| | Mike,
Without a rigorous treatment, I'd say the end result of moral actions is to protect one's individual happiness from being violated by another's initiation of force, i.e. the rational pursuit of happiness. Under this system one needs to be alive to be moral, of course, but it also includes the quality of life. I see this basic right as including the others (life and liberty) because without them one cannot rationally pursue one's own happiness. I include only sentient and sapient beings under this morality because I define happiness as something more substantial than carnal pleasure satisfaction. A nonsapient being could not achieve happiness in this sense and a nonsentient being could experience neither happiness nor carnal pleasure.
The first point one could raise against this would be the conflicts of interest; what makes one person happy may interfere with what makes another happy. Each person is responsible for his own happiness and the only obligation is a negative one: do not interfere through initiation of force with others' rational pursuit of happiness.
The second point that comes to mind is the mistaken idea that to protect one's happiness is to ensure it, i.e. moral obligations to ensure others' happiness. Perhaps person A's pursuit of happiness leads him to start a business. Does person B then have a moral obligation to purchase A's goods or services so that A will be happy? No. For B to refrain from doing so would not be an initiation of force so while it does not provide for A's happiness, it also does not interfere with it. Instead, A is responsible for his own happiness and must therefore provide goods or services that B wants/needs if A wants to pursue his own happiness.
Going back to the slavery example, would inaction be justifiable under my system? Not if you were a slave. Of course, there are more actions than outright rebellion, which would likely lead to death. Subterfuge is always an option. The other possibility is you being a slave owner. Are you actions justifiable? No, not in any way. They are a direct interference with the slave's rational pursuit of happiness. Beyond that, it depends on whether you can live with the violation of another's rational pursuit of happiness. There would be no moral obligation to help free slaves, but there could always be the desire to do so.

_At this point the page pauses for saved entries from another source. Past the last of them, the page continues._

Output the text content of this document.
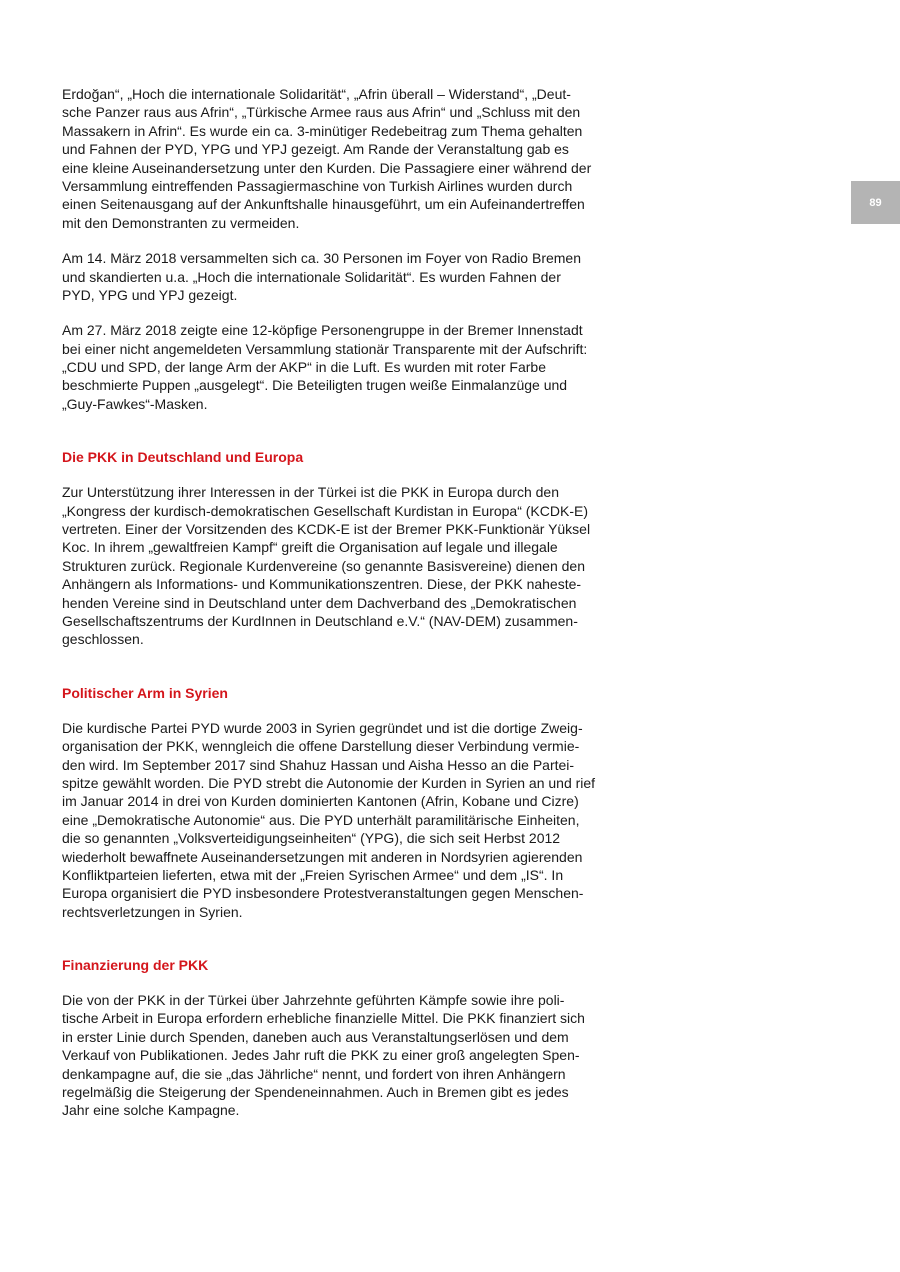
89
Erdoğan“, „Hoch die internationale Solidarität“, „Afrin überall – Widerstand“, „Deut-
sche Panzer raus aus Afrin“, „Türkische Armee raus aus Afrin“ und „Schluss mit den
Massakern in Afrin“. Es wurde ein ca. 3-minütiger Redebeitrag zum Thema gehalten
und Fahnen der PYD, YPG und YPJ gezeigt. Am Rande der Veranstaltung gab es
eine kleine Auseinandersetzung unter den Kurden. Die Passagiere einer während der
Versammlung eintreffenden Passagiermaschine von Turkish Airlines wurden durch
einen Seitenausgang auf der Ankunftshalle hinausgeführt, um ein Aufeinandertreffen
mit den Demonstranten zu vermeiden.
Am 14. März 2018 versammelten sich ca. 30 Personen im Foyer von Radio Bremen
und skandierten u.a. „Hoch die internationale Solidarität“. Es wurden Fahnen der
PYD, YPG und YPJ gezeigt.
Am 27. März 2018 zeigte eine 12-köpfige Personengruppe in der Bremer Innenstadt
bei einer nicht angemeldeten Versammlung stationär Transparente mit der Aufschrift:
„CDU und SPD, der lange Arm der AKP“ in die Luft. Es wurden mit roter Farbe
beschmierte Puppen „ausgelegt“. Die Beteiligten trugen weiße Einmalanzüge und
„Guy-Fawkes“-Masken.
Die PKK in Deutschland und Europa
Zur Unterstützung ihrer Interessen in der Türkei ist die PKK in Europa durch den
„Kongress der kurdisch-demokratischen Gesellschaft Kurdistan in Europa“ (KCDK-E)
vertreten. Einer der Vorsitzenden des KCDK-E ist der Bremer PKK-Funktionär Yüksel
Koc. In ihrem „gewaltfreien Kampf“ greift die Organisation auf legale und illegale
Strukturen zurück. Regionale Kurdenvereine (so genannte Basisvereine) dienen den
Anhängern als Informations- und Kommunikationszentren. Diese, der PKK naheste-
henden Vereine sind in Deutschland unter dem Dachverband des „Demokratischen
Gesellschaftszentrums der KurdInnen in Deutschland e.V.“ (NAV-DEM) zusammen-
geschlossen.
Politischer Arm in Syrien
Die kurdische Partei PYD wurde 2003 in Syrien gegründet und ist die dortige Zweig-
organisation der PKK, wenngleich die offene Darstellung dieser Verbindung vermie-
den wird. Im September 2017 sind Shahuz Hassan und Aisha Hesso an die Partei-
spitze gewählt worden. Die PYD strebt die Autonomie der Kurden in Syrien an und rief
im Januar 2014 in drei von Kurden dominierten Kantonen (Afrin, Kobane und Cizre)
eine „Demokratische Autonomie“ aus. Die PYD unterhält paramilitärische Einheiten,
die so genannten „Volksverteidigungseinheiten“ (YPG), die sich seit Herbst 2012
wiederholt bewaffnete Auseinandersetzungen mit anderen in Nordsyrien agierenden
Konfliktparteien lieferten, etwa mit der „Freien Syrischen Armee“ und dem „IS“. In
Europa organisiert die PYD insbesondere Protestveranstaltungen gegen Menschen-
rechtsverletzungen in Syrien.
Finanzierung der PKK
Die von der PKK in der Türkei über Jahrzehnte geführten Kämpfe sowie ihre poli-
tische Arbeit in Europa erfordern erhebliche finanzielle Mittel. Die PKK finanziert sich
in erster Linie durch Spenden, daneben auch aus Veranstaltungserlösen und dem
Verkauf von Publikationen. Jedes Jahr ruft die PKK zu einer groß angelegten Spen-
denkampagne auf, die sie „das Jährliche“ nennt, und fordert von ihren Anhängern
regelmäßig die Steigerung der Spendeneinnahmen. Auch in Bremen gibt es jedes
Jahr eine solche Kampagne.
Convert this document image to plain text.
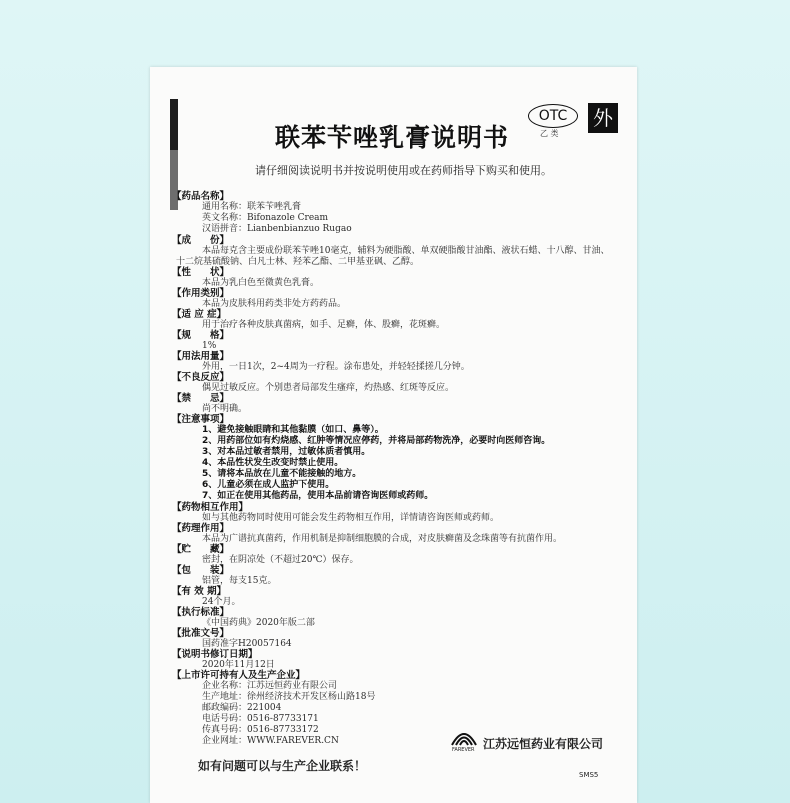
OTC
乙 类
外
联苯苄唑乳膏说明书
请仔细阅读说明书并按说明使用或在药师指导下购买和使用。
【药品名称】
通用名称：联苯苄唑乳膏
英文名称：Bifonazole Cream
汉语拼音：Lianbenbianzuo Rugao
【成　　份】
本品每克含主要成份联苯苄唑10毫克，辅料为硬脂酸、单双硬脂酸甘油酯、液状石蜡、十八醇、甘油、
十二烷基硫酸钠、白凡士林、羟苯乙酯、二甲基亚砜、乙醇。
【性　　状】
本品为乳白色至微黄色乳膏。
【作用类别】
本品为皮肤科用药类非处方药药品。
【适 应 症】
用于治疗各种皮肤真菌病，如手、足癣，体、股癣，花斑癣。
【规　　格】
1%
【用法用量】
外用，一日1次，2~4周为一疗程。涂布患处，并轻轻揉搓几分钟。
【不良反应】
偶见过敏反应。个别患者局部发生瘙痒，灼热感、红斑等反应。
【禁　　忌】
尚不明确。
【注意事项】
1、避免接触眼睛和其他黏膜（如口、鼻等）。
2、用药部位如有灼烧感、红肿等情况应停药，并将局部药物洗净，必要时向医师咨询。
3、对本品过敏者禁用，过敏体质者慎用。
4、本品性状发生改变时禁止使用。
5、请将本品放在儿童不能接触的地方。
6、儿童必须在成人监护下使用。
7、如正在使用其他药品，使用本品前请咨询医师或药师。
【药物相互作用】
如与其他药物同时使用可能会发生药物相互作用，详情请咨询医师或药师。
【药理作用】
本品为广谱抗真菌药，作用机制是抑制细胞膜的合成，对皮肤癣菌及念珠菌等有抗菌作用。
【贮　　藏】
密封，在阴凉处（不超过20℃）保存。
【包　　装】
铝管，每支15克。
【有 效 期】
24个月。
【执行标准】
《中国药典》2020年版二部
【批准文号】
国药准字H20057164
【说明书修订日期】
2020年11月12日
【上市许可持有人及生产企业】
企业名称：江苏远恒药业有限公司
生产地址：徐州经济技术开发区杨山路18号
邮政编码：221004
电话号码：0516-87733171
传真号码：0516-87733172
企业网址：WWW.FAREVER.CN
如有问题可以与生产企业联系！
FAREVER 江苏远恒药业有限公司
SMS5
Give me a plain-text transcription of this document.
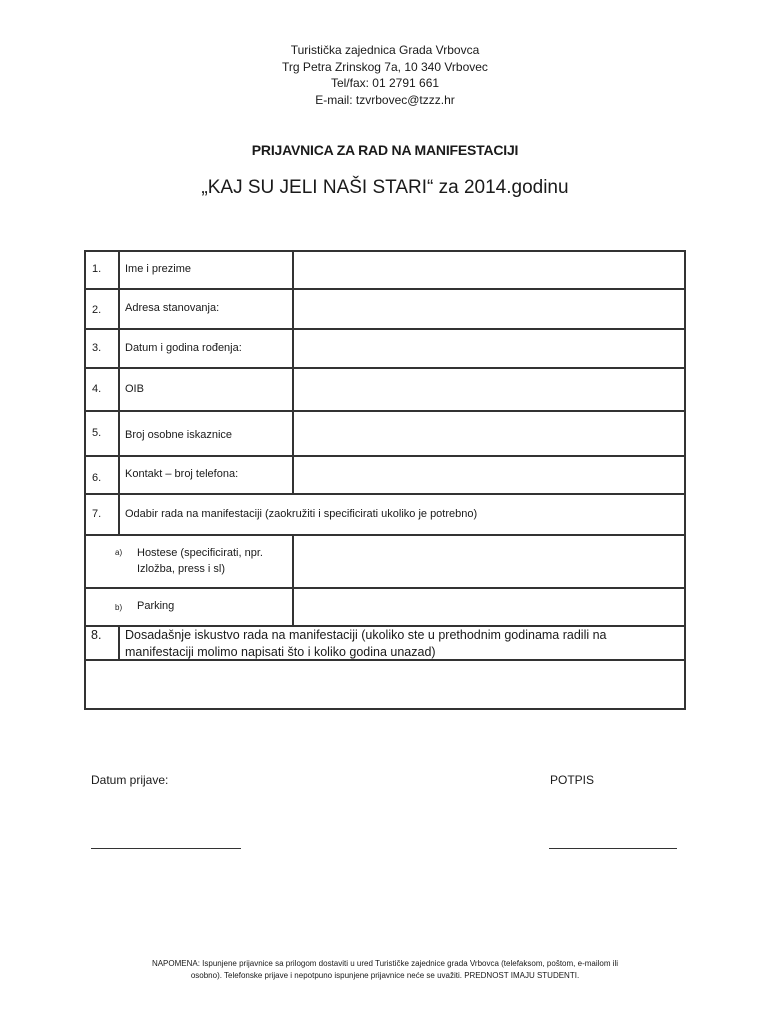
Turistička zajednica Grada Vrbovca
Trg Petra Zrinskog 7a, 10 340 Vrbovec
Tel/fax: 01 2791 661
E-mail: tzvrbovec@tzzz.hr
PRIJAVNICA ZA RAD NA MANIFESTACIJI
„KAJ SU JELI NAŠI STARI“ za 2014.godinu
1. Ime i prezime
2. Adresa stanovanja:
3. Datum i godina rođenja:
4. OIB
5. Broj osobne iskaznice
6. Kontakt – broj telefona:
7. Odabir rada na manifestaciji (zaokružiti i specificirati ukoliko je potrebno)
a) Hostese (specificirati, npr.
Izložba, press i sl)
b) Parking
8. Dosadašnje iskustvo rada na manifestaciji (ukoliko ste u prethodnim godinama radili na
manifestaciji molimo napisati što i koliko godina unazad)
Datum prijave:	POTPIS
NAPOMENA: Ispunjene prijavnice sa prilogom dostaviti u ured Turističke zajednice grada Vrbovca (telefaksom, poštom, e-mailom ili
osobno). Telefonske prijave i nepotpuno ispunjene prijavnice neće se uvažiti. PREDNOST IMAJU STUDENTI.
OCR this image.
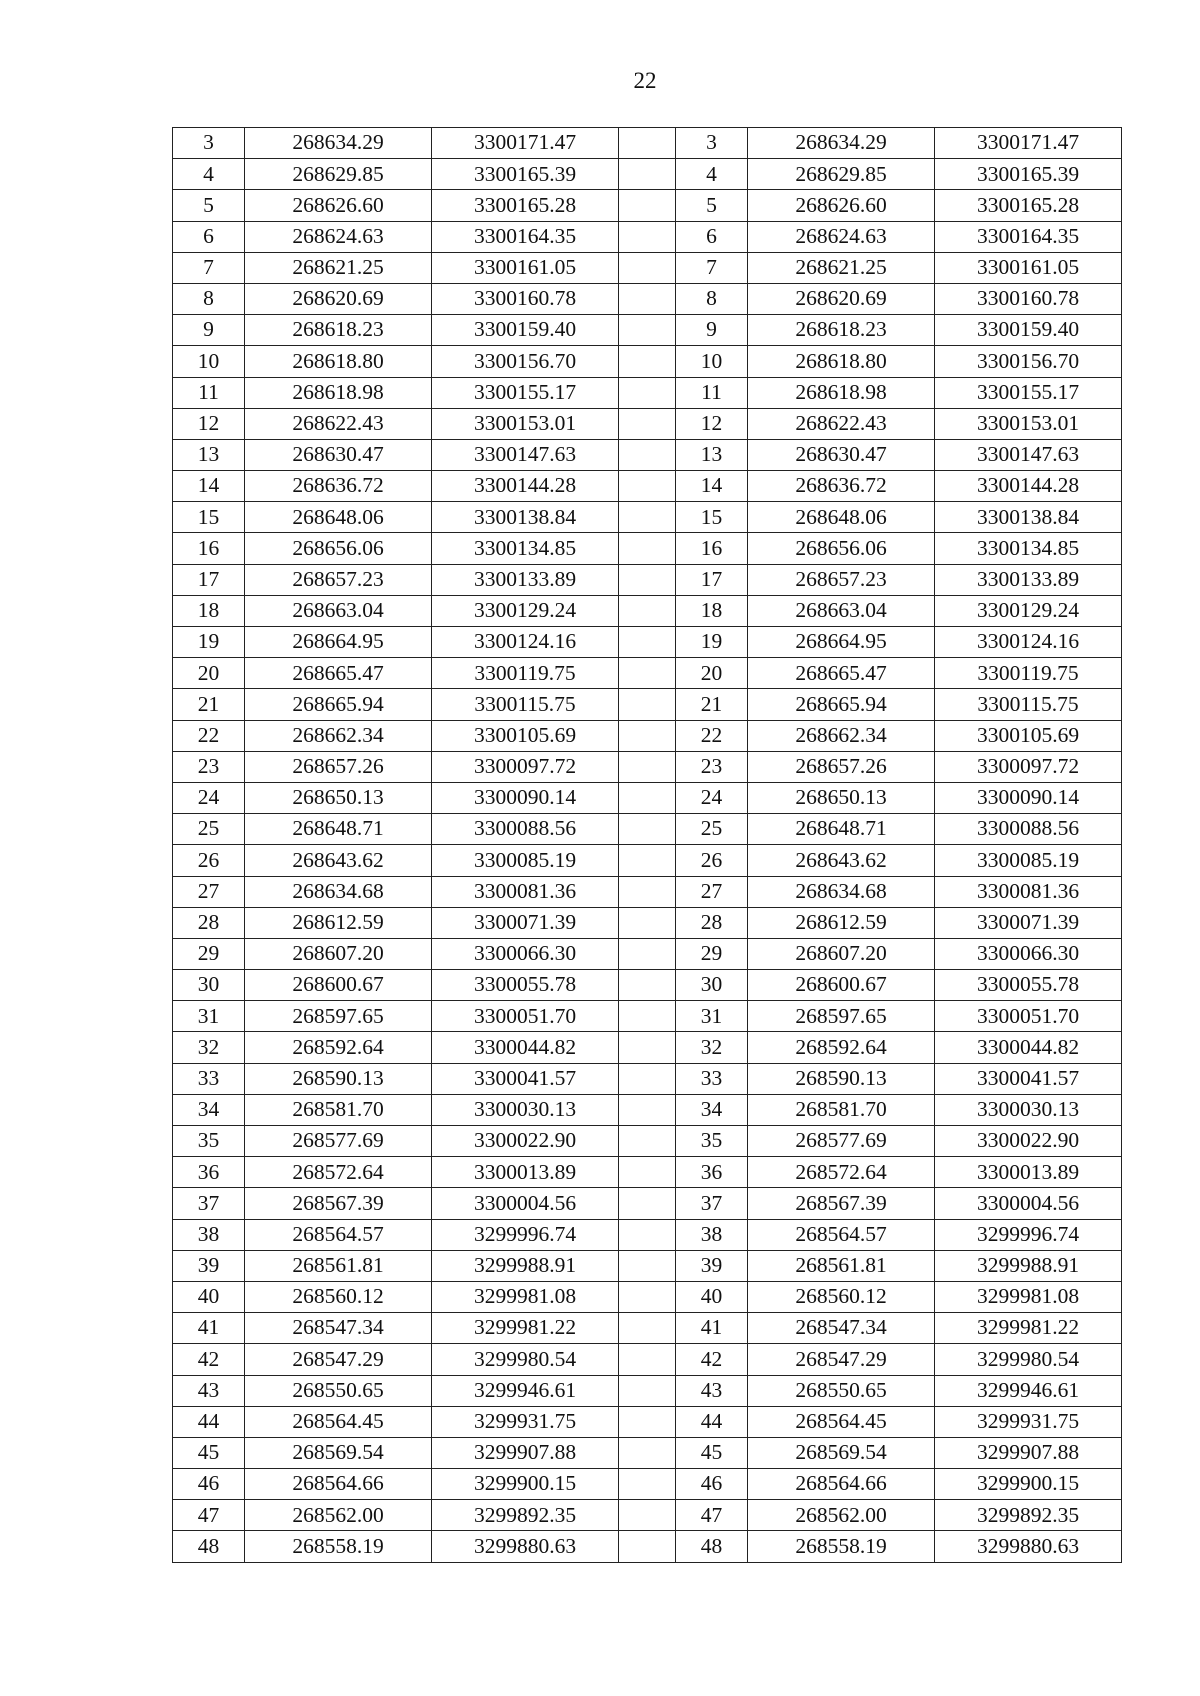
22
3	268634.29	3300171.47		3	268634.29	3300171.47
4	268629.85	3300165.39		4	268629.85	3300165.39
5	268626.60	3300165.28		5	268626.60	3300165.28
6	268624.63	3300164.35		6	268624.63	3300164.35
7	268621.25	3300161.05		7	268621.25	3300161.05
8	268620.69	3300160.78		8	268620.69	3300160.78
9	268618.23	3300159.40		9	268618.23	3300159.40
10	268618.80	3300156.70		10	268618.80	3300156.70
11	268618.98	3300155.17		11	268618.98	3300155.17
12	268622.43	3300153.01		12	268622.43	3300153.01
13	268630.47	3300147.63		13	268630.47	3300147.63
14	268636.72	3300144.28		14	268636.72	3300144.28
15	268648.06	3300138.84		15	268648.06	3300138.84
16	268656.06	3300134.85		16	268656.06	3300134.85
17	268657.23	3300133.89		17	268657.23	3300133.89
18	268663.04	3300129.24		18	268663.04	3300129.24
19	268664.95	3300124.16		19	268664.95	3300124.16
20	268665.47	3300119.75		20	268665.47	3300119.75
21	268665.94	3300115.75		21	268665.94	3300115.75
22	268662.34	3300105.69		22	268662.34	3300105.69
23	268657.26	3300097.72		23	268657.26	3300097.72
24	268650.13	3300090.14		24	268650.13	3300090.14
25	268648.71	3300088.56		25	268648.71	3300088.56
26	268643.62	3300085.19		26	268643.62	3300085.19
27	268634.68	3300081.36		27	268634.68	3300081.36
28	268612.59	3300071.39		28	268612.59	3300071.39
29	268607.20	3300066.30		29	268607.20	3300066.30
30	268600.67	3300055.78		30	268600.67	3300055.78
31	268597.65	3300051.70		31	268597.65	3300051.70
32	268592.64	3300044.82		32	268592.64	3300044.82
33	268590.13	3300041.57		33	268590.13	3300041.57
34	268581.70	3300030.13		34	268581.70	3300030.13
35	268577.69	3300022.90		35	268577.69	3300022.90
36	268572.64	3300013.89		36	268572.64	3300013.89
37	268567.39	3300004.56		37	268567.39	3300004.56
38	268564.57	3299996.74		38	268564.57	3299996.74
39	268561.81	3299988.91		39	268561.81	3299988.91
40	268560.12	3299981.08		40	268560.12	3299981.08
41	268547.34	3299981.22		41	268547.34	3299981.22
42	268547.29	3299980.54		42	268547.29	3299980.54
43	268550.65	3299946.61		43	268550.65	3299946.61
44	268564.45	3299931.75		44	268564.45	3299931.75
45	268569.54	3299907.88		45	268569.54	3299907.88
46	268564.66	3299900.15		46	268564.66	3299900.15
47	268562.00	3299892.35		47	268562.00	3299892.35
48	268558.19	3299880.63		48	268558.19	3299880.63
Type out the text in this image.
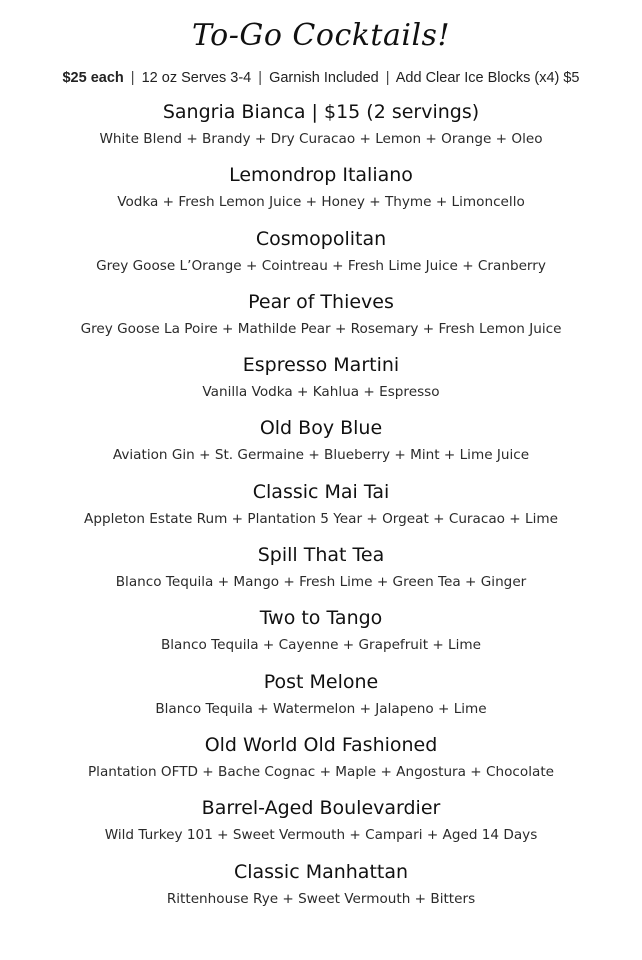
To-Go Cocktails!
$25 each | 12 oz Serves 3-4 | Garnish Included | Add Clear Ice Blocks (x4) $5
Sangria Bianca | $15 (2 servings)
White Blend + Brandy + Dry Curacao + Lemon + Orange + Oleo
Lemondrop Italiano
Vodka + Fresh Lemon Juice + Honey + Thyme + Limoncello
Cosmopolitan
Grey Goose L’Orange + Cointreau + Fresh Lime Juice + Cranberry
Pear of Thieves
Grey Goose La Poire + Mathilde Pear + Rosemary + Fresh Lemon Juice
Espresso Martini
Vanilla Vodka + Kahlua + Espresso
Old Boy Blue
Aviation Gin + St. Germaine + Blueberry + Mint + Lime Juice
Classic Mai Tai
Appleton Estate Rum + Plantation 5 Year + Orgeat + Curacao + Lime
Spill That Tea
Blanco Tequila + Mango + Fresh Lime + Green Tea + Ginger
Two to Tango
Blanco Tequila + Cayenne + Grapefruit + Lime
Post Melone
Blanco Tequila + Watermelon + Jalapeno + Lime
Old World Old Fashioned
Plantation OFTD + Bache Cognac + Maple + Angostura + Chocolate
Barrel-Aged Boulevardier
Wild Turkey 101 + Sweet Vermouth + Campari + Aged 14 Days
Classic Manhattan
Rittenhouse Rye + Sweet Vermouth + Bitters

There is a point that Ed brings up: "grandma consumption -- for them -- could only bring a contradictory happiness." Suppose person A has the desire to not eat incurably mentally retarded person C who is a nonsapient being. Person B has a reservation at Hannibal's, the new place down the street that offers fresh people meat gathered from people such as C, and wants very much to try C-meat (a carnal pleasure at best). Since C is nonsapient and A and B can claim only desires and not rational pursuit of happiness, what is the moral course of action here? The likely course of action would be to prevent B from eating C, but it would, in my mind, be an emotion-based decision. Is my only recourse here to resign that such a decision is the only outcome under my system? Or perhaps an ad hoc rationalization such as the (unreasonable) potentiality argument?
Ed,
Would you extend those ideas to the irreversibly brain-damaged/mentally retarded? In other words, beings with only sentience. Why or why not?
Jordan,
Yes, living wills would simplify the situation greatly, but for sake of argument we'll assume that's not the case. Should a nonsapient human be treated as property then (if they have someone willing to claim them as such)?